"Anger and jealousy can no more bear to lose sight of their objects than love" - George Eliot.
We can see this truth in our lives all the time... ever wanted to see your ex after you've broken up even though you're so pissed? Hang out with a friend who you are particularly envious of? Anger and jealousy, like love, usually require someone else to trigger the emotion, someone else to pin the emotion upon and sustain it. When the other person refuses to play the game or participate, or the situation changes, its hard to sustain it. In some ways anger and jealousy are even worse at sustainability than love... we can claim that absense makes the heart grow fonder, whereas anger and jealousy die when the target is out of sight.
George Eliot was a controversial character in her time. Born Mary Ann Evans, her introduction to more liberal theologies and her refusal to attend church caused a rift between her and her family. A move to London in 1850 saw her adopt a literary career, assisting an editor under the name Marian Evans and associating in a largely male literary world. A single woman taking a strong role in a male-dominated lifestyle was bound to attract ill attention, and whether true or not, connections were made between her and several of her close male colleagues. One attraction, however, had her family refuse to speak to her.
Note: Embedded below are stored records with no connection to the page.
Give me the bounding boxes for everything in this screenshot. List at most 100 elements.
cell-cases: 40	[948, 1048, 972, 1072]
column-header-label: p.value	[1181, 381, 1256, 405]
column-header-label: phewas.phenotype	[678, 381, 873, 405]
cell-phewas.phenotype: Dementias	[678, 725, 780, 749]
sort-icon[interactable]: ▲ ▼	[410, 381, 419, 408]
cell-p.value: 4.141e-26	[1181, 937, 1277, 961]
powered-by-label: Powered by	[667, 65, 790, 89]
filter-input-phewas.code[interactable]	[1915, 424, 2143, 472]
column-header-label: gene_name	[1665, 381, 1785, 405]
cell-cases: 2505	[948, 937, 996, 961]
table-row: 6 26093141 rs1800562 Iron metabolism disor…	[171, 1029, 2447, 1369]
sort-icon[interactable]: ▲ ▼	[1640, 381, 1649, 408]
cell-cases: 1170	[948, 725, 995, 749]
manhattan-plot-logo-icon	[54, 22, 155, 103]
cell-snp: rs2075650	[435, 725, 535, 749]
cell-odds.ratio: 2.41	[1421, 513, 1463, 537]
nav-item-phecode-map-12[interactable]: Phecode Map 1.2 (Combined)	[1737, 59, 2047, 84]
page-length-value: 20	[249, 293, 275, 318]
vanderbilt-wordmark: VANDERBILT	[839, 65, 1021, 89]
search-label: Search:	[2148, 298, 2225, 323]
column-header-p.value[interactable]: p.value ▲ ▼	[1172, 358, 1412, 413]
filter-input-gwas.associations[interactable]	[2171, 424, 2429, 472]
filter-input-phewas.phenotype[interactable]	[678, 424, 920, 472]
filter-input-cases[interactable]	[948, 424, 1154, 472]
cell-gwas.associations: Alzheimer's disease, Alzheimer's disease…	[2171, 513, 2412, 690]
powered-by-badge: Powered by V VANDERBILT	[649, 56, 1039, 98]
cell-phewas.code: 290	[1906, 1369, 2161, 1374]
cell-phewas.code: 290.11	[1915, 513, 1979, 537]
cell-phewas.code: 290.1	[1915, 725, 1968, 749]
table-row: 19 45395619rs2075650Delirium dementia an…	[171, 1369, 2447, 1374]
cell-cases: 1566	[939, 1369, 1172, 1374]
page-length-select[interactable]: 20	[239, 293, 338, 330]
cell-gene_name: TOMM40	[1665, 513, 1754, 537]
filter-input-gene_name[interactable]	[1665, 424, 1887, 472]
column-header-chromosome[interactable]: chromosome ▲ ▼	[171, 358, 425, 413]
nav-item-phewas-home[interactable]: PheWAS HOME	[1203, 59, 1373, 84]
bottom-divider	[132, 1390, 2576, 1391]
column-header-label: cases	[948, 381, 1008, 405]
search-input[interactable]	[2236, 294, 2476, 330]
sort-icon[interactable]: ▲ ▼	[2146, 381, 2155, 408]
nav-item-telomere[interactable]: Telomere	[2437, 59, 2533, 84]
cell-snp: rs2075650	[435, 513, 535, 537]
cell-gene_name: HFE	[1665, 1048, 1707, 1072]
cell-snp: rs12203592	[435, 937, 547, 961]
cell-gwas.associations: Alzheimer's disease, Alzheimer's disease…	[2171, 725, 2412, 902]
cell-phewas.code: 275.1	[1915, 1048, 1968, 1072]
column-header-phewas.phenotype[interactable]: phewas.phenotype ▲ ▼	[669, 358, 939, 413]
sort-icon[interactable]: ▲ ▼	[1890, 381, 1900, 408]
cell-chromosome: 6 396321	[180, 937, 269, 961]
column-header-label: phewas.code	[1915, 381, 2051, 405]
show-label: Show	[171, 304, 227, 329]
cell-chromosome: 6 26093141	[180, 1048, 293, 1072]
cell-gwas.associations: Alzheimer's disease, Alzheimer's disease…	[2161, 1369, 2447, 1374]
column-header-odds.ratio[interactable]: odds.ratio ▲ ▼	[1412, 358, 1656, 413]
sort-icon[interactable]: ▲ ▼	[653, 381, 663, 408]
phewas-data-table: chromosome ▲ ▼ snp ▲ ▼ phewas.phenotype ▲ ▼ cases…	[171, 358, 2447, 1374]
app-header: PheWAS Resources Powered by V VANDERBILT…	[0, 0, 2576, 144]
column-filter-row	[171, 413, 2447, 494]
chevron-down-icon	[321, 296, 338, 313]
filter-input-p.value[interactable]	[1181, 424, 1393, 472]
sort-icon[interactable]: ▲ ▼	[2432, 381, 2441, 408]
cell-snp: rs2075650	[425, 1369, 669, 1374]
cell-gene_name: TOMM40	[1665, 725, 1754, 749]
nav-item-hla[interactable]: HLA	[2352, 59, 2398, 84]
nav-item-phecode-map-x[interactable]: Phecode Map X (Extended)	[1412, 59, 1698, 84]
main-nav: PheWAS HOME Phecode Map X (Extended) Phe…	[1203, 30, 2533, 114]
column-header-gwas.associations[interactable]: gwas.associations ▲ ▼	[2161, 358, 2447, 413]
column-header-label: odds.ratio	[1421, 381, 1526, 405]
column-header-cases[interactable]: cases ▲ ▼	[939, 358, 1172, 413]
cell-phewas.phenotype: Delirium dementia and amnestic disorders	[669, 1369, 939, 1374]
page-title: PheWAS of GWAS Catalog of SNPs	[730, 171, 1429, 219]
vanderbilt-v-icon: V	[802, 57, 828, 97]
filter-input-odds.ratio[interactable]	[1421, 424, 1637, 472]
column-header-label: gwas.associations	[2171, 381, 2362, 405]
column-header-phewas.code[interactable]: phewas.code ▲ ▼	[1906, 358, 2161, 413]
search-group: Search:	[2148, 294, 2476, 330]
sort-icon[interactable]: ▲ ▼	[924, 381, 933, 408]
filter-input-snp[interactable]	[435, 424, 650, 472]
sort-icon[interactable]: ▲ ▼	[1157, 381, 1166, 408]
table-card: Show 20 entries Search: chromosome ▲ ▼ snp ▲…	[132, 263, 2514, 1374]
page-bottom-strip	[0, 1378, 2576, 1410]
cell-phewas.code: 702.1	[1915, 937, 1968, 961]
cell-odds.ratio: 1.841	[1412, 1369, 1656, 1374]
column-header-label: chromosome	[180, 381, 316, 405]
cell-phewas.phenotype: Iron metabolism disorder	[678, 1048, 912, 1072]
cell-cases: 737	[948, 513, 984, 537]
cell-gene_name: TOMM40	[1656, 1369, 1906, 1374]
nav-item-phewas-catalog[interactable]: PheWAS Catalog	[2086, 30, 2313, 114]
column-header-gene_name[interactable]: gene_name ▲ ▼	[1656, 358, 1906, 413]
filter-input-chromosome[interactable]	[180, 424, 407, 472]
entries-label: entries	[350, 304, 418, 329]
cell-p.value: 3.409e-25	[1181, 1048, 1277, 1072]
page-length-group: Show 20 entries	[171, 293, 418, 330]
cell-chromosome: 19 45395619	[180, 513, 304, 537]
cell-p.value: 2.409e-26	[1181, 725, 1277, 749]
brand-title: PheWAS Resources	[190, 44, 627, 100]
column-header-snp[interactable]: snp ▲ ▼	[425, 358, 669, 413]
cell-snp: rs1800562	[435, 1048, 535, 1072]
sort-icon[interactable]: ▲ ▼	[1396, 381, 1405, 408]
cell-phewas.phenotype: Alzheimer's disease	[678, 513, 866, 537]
Marian Evans fell in love with George Lewes. Who was married. He had an open marriage with his wife and, whilst they had three children together, she also had several children with other men. Because one of these illegitimate children had his name, George was unable to divorce his wife under grounds of adultery. What was Marian to do? She pursued the relationship anyway, George becoming her lover, confidante and publicist all in one. He helped her get published under her pseudonym George Eliot - victorian novels such as Middlemarch, Adam Bede and my personal favourite The Mill on the Floss. While she lived a life of scandal, her literary genius was enough to bring around most of "polite society" and she lived out her days as one of the eccentric doyennes of English Literature.